Growing restless in his desk job, in 1781, Hamilton convinced Washington to let him taste some action on the battlefield. With Washington's permission, Hamilton led a victorious charge against the British in the Battle of Yorktown. Cornwallis's surrender during this battle would eventually lead to two major negotiations in 1783: the Treaty of Paris between the United States and Great Britain,
and two treaties signed at Versailles between France and Britain and Spain (not to be confused with the 1919 peace treaty ending World War I). These treaties and several others comprise the collection of peace agreements known as Peace of Paris, officially marking the end of the American Revolutionary War.

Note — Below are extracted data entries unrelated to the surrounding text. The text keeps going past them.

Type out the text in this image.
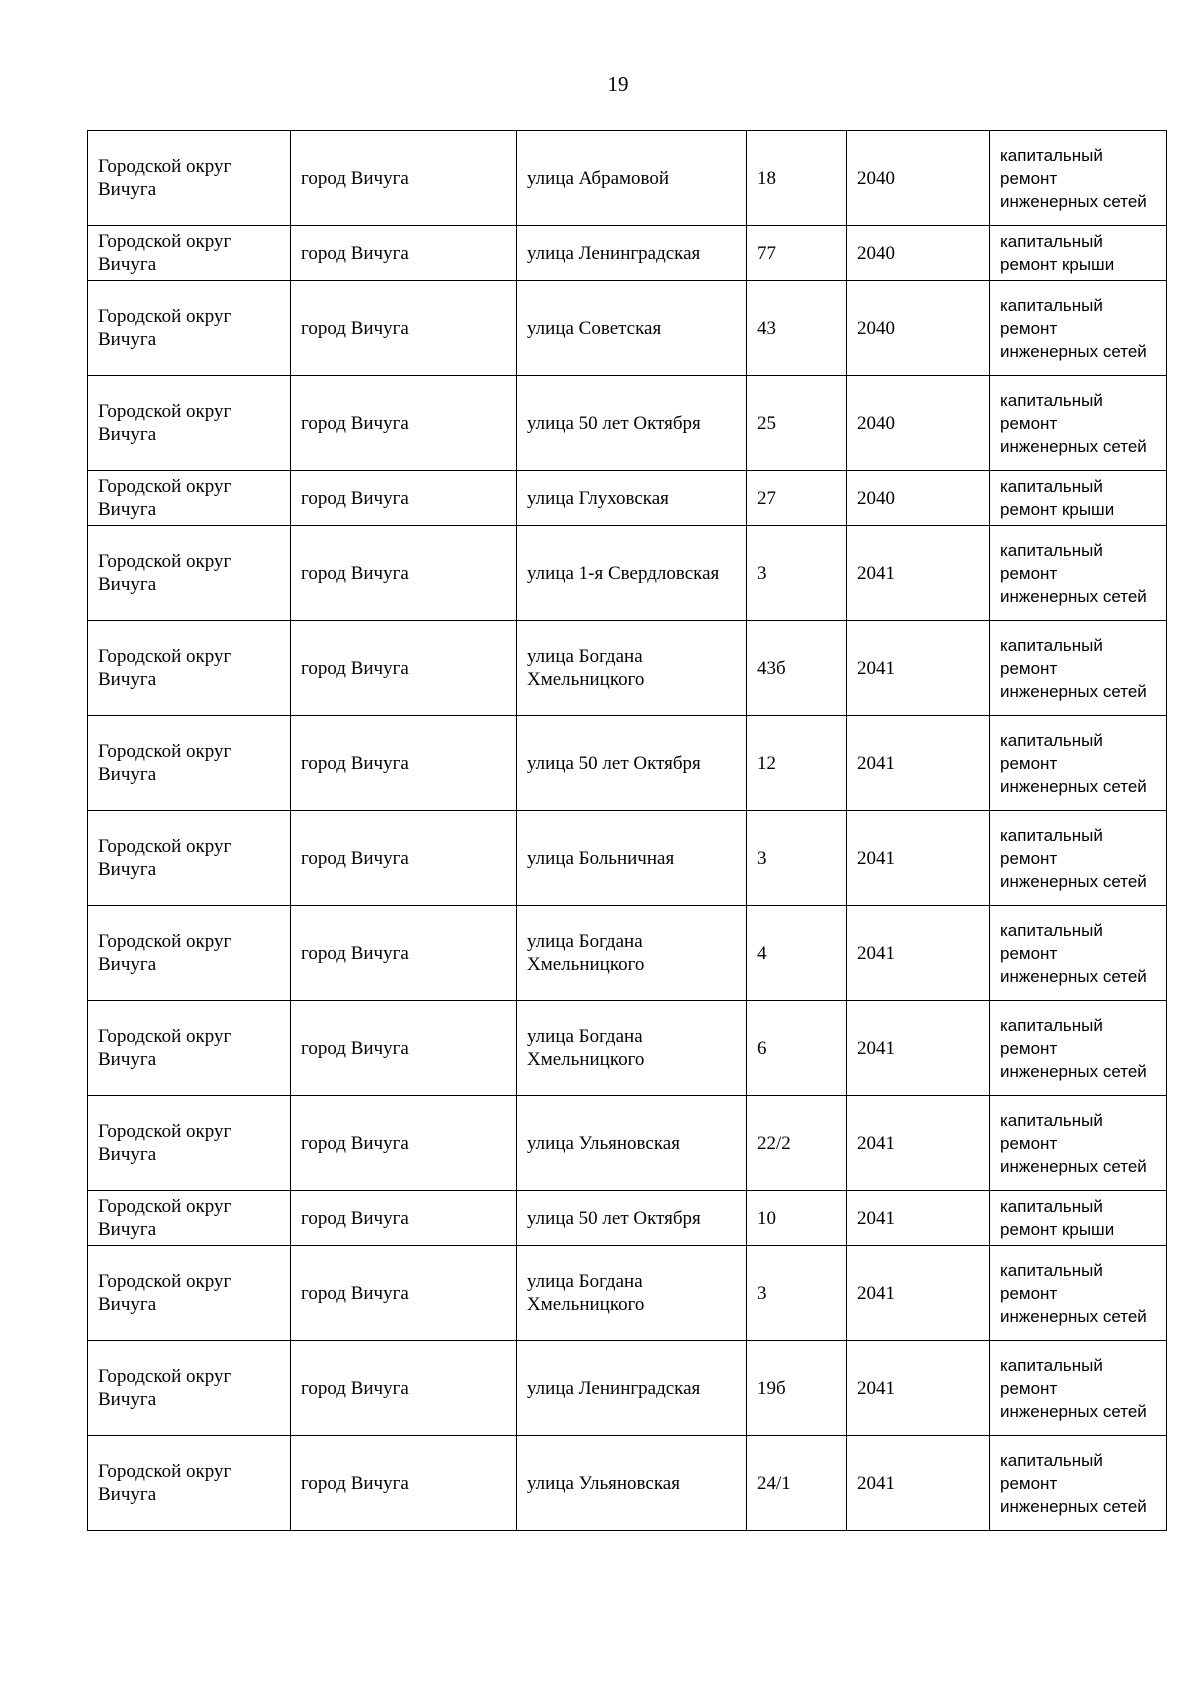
19
Городской округ Вичуга	город Вичуга	улица Абрамовой	18	2040	капитальный ремонт инженерных сетей
Городской округ Вичуга	город Вичуга	улица Ленинградская	77	2040	капитальный ремонт крыши
Городской округ Вичуга	город Вичуга	улица Советская	43	2040	капитальный ремонт инженерных сетей
Городской округ Вичуга	город Вичуга	улица 50 лет Октября	25	2040	капитальный ремонт инженерных сетей
Городской округ Вичуга	город Вичуга	улица Глуховская	27	2040	капитальный ремонт крыши
Городской округ Вичуга	город Вичуга	улица 1-я Свердловская	3	2041	капитальный ремонт инженерных сетей
Городской округ Вичуга	город Вичуга	улица Богдана Хмельницкого	43б	2041	капитальный ремонт инженерных сетей
Городской округ Вичуга	город Вичуга	улица 50 лет Октября	12	2041	капитальный ремонт инженерных сетей
Городской округ Вичуга	город Вичуга	улица Больничная	3	2041	капитальный ремонт инженерных сетей
Городской округ Вичуга	город Вичуга	улица Богдана Хмельницкого	4	2041	капитальный ремонт инженерных сетей
Городской округ Вичуга	город Вичуга	улица Богдана Хмельницкого	6	2041	капитальный ремонт инженерных сетей
Городской округ Вичуга	город Вичуга	улица Ульяновская	22/2	2041	капитальный ремонт инженерных сетей
Городской округ Вичуга	город Вичуга	улица 50 лет Октября	10	2041	капитальный ремонт крыши
Городской округ Вичуга	город Вичуга	улица Богдана Хмельницкого	3	2041	капитальный ремонт инженерных сетей
Городской округ Вичуга	город Вичуга	улица Ленинградская	19б	2041	капитальный ремонт инженерных сетей
Городской округ Вичуга	город Вичуга	улица Ульяновская	24/1	2041	капитальный ремонт инженерных сетей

While serving as an adviser for George Washington, Hamilton had come to realize Congress' weaknesses, including jealousy and resentment between states, which, Hamilton believed, stemmed from the Articles of Confederation. (He believed that the Articles -- considered America's first, informal constitution -- separated rather than unified the nation.) Hamilton left his adviser post in 1782, convinced that establishing a strong central government was the key to achieving America's independence. It would not be the last time that Hamilton worked for the U.S. Army.
In 1789, Hamilton was appointed inspector general and second in command, as America geared up for a potential war with France. In 1800, Hamilton's military career came to a sudden halt when America and France reached a peace agreement.

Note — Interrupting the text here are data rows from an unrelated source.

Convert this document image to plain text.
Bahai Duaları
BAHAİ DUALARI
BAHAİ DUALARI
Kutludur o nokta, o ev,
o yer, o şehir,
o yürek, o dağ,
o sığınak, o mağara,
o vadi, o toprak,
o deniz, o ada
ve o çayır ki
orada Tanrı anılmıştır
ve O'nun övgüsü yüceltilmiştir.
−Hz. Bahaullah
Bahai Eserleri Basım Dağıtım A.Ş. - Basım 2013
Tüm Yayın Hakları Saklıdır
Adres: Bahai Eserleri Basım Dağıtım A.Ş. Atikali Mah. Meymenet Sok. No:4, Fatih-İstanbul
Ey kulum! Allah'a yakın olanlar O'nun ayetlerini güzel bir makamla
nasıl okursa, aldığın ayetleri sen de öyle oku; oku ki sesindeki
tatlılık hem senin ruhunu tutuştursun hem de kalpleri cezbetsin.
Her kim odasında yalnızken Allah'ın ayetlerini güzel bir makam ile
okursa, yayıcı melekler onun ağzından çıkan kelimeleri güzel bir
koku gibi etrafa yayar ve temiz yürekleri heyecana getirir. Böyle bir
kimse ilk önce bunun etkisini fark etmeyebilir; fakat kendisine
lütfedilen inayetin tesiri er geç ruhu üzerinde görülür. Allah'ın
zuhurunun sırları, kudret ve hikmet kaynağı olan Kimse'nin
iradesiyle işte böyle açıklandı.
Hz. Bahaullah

After Hamilton left his position as an adviser to George Washington to study law. After completing a short apprenticeship and passing the bar, he established a practice in New York City. The majority of Hamilton's first clients were the widely unpopular British Loyalists, who continued to pledge their allegiance to the King of England. When British forces took power over New York State in 1776, many New York rebels fled the area, and British Loyalists, many of whom had traveled from other states and were seeking protection during this time, began to occupy the abandoned homes and businesses.
When the Revolutionary War ended, nearly a decade later, many rebels returned to find their homes occupied, and sued Loyalists for compensation (for using and/or damaging their property). Hamilton defended Loyalists against the rebels.
In 1784, Hamilton took on the Rutgers v. Waddington case, which involved the rights of Loyalists. It was a landmark case for the American justice system, as it led to the creation of the judicial review system. He accomplished another history-making feat that same year, when he assisted in founding the Bank of New York. In defending the Loyalists, Hamilton instituted new principles of due process.
Hamilton went on to take an additional 45 trespass cases, and proved to be instrumental in the eventual repeal of the Trespass Act, which had been established in 1783 to permit rebels to collect damages from the Loyalists who had occupied their homes and businesses.